- Born: Rubaba Khalil qizi Ishragi 21 March 1933 Ardabil, Pahlavi Iran
- Died: 28 August 1983 (aged 50) Baku, Azerbaijan SSR, Soviet Union
- Genres: Opera, Folk
- Years active: 1947–1983

= Rubaba Muradova =

Azerbaijani singer (1930–1983)

Rubaba Khalil qizi Muradova (Rübabə Muradova) (née Rubaba Ishragi; 21 March 1933 – 28 August 1983), was an Iranian and Azerbaijani opera (mezzo-soprano) and folk singer. She graduated from the Zeynalli College of Music in Baku and worked at the Azerbaijan State Opera and Ballet Theatre, where she started in 1954. In 1971, Muradova became the People's Artiste of the Azerbaijan SSR.

==Early life==
Rubaba Muradova was born to a family of cleric in the Iranian city of Ardabil. In 1943, she moved to the Soviet Azerbaijan, and settled in the city of Ali Bayramli. Since age 17, she acted in various roles at the local theaters.

==Career ==
In 1950, a troupe from Baku was touring the region. During the tour, an actress for one of the main roles got sick, and the head trouper agreed to replace her with Muradova for one night. Despite poor performance (according to Muradova herself), she was successful mostly due to her vocal improvisation of the role. She then was invited to move to Baku to pursue a degree in professional singing.

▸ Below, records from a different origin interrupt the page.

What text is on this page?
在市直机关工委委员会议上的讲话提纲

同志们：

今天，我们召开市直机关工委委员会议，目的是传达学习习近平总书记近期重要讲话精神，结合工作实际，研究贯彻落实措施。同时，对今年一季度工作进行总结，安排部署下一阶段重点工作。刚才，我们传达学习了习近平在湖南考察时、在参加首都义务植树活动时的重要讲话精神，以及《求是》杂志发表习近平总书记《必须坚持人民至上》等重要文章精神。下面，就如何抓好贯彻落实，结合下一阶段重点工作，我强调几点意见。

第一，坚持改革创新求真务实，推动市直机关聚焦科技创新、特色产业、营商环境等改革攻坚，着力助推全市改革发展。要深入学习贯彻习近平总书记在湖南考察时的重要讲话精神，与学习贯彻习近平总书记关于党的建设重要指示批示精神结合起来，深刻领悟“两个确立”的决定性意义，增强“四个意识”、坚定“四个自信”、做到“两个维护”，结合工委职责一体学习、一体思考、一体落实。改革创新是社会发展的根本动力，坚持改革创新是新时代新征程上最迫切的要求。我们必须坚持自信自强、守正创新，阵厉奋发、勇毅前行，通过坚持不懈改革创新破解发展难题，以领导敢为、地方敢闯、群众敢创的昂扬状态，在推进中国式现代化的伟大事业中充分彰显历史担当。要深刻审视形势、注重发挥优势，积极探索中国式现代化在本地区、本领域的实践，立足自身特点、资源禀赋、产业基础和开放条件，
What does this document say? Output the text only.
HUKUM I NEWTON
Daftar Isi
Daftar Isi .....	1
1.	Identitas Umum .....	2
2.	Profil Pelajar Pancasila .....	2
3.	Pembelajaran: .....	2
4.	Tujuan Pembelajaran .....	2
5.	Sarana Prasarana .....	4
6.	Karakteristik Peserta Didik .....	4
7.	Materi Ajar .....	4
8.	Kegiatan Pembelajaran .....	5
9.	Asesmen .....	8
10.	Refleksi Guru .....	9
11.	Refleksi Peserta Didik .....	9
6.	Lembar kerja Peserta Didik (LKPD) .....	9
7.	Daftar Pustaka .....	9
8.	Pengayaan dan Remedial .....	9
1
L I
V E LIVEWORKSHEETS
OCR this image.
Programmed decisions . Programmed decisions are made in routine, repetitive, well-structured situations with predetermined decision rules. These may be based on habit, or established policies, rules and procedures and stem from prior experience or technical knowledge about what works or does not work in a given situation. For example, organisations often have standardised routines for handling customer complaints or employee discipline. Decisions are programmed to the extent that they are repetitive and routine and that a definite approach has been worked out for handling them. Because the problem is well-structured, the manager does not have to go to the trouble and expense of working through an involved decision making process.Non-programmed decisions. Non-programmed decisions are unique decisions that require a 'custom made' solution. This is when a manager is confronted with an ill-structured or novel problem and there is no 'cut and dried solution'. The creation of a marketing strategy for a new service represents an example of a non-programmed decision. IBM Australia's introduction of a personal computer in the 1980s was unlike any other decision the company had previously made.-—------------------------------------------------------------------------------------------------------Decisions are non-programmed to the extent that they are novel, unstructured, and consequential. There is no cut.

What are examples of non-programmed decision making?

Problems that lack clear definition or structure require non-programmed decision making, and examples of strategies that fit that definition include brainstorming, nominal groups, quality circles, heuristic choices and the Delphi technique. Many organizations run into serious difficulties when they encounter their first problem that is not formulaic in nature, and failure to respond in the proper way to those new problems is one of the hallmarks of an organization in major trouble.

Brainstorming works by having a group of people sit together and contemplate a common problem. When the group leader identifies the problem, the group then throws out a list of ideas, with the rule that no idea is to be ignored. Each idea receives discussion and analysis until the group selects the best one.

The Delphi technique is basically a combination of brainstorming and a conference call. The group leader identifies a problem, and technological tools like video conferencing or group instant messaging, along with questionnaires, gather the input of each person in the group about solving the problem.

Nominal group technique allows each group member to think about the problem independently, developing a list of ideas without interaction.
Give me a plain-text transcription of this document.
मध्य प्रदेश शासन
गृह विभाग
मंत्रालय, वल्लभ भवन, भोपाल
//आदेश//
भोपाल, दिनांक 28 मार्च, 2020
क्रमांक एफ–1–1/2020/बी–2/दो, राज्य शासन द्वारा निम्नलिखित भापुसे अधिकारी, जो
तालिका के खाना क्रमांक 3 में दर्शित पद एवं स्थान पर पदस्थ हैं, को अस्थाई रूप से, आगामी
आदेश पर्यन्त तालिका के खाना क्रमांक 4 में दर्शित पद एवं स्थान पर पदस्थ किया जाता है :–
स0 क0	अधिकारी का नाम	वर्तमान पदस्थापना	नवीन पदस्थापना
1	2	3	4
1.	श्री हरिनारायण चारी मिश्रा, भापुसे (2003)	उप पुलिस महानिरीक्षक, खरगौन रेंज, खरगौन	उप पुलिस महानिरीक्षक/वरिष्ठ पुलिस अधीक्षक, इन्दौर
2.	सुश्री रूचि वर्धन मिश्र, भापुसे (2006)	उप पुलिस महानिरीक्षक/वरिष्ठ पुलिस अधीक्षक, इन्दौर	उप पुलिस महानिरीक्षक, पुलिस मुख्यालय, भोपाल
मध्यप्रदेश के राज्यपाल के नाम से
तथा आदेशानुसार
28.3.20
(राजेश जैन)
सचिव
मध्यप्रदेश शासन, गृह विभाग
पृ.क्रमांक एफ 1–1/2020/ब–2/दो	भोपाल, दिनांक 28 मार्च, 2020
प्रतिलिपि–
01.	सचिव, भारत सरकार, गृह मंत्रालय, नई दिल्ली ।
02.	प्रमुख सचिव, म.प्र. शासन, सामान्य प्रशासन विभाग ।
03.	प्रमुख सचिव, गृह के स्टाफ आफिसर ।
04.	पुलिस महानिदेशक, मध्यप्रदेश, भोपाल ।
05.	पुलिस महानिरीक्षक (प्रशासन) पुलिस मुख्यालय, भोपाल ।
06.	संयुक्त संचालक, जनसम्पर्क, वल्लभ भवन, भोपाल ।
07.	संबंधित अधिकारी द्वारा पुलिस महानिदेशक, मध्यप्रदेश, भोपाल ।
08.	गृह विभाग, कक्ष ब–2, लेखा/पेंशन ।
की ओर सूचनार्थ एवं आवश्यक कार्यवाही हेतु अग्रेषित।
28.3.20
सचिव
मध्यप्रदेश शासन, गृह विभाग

In 1953, she graduated from the Zeynalli College of Music in Baku, where she was taught by prominent khananda Seyid Shushinski. She started working at the Azerbaijan State Opera and Ballet Theatre in 1954. Her most famous role was that of Leyli in Uzeyir Hajibeyov's Leyli and Majnun (1908). Muradova's melodic improvisations are remembered for their emotional qualities that often bring the audience to tears. Her colleagues explained this emotional singing by the difficulties Muradova experienced in her personal life, particularly her being homesick for Ardabil and not being able to visit it because of the closed Soviet-Iranian border.

==Awards==
In 1971, Muradova became the People's Artiste of the Azerbaijan SSR.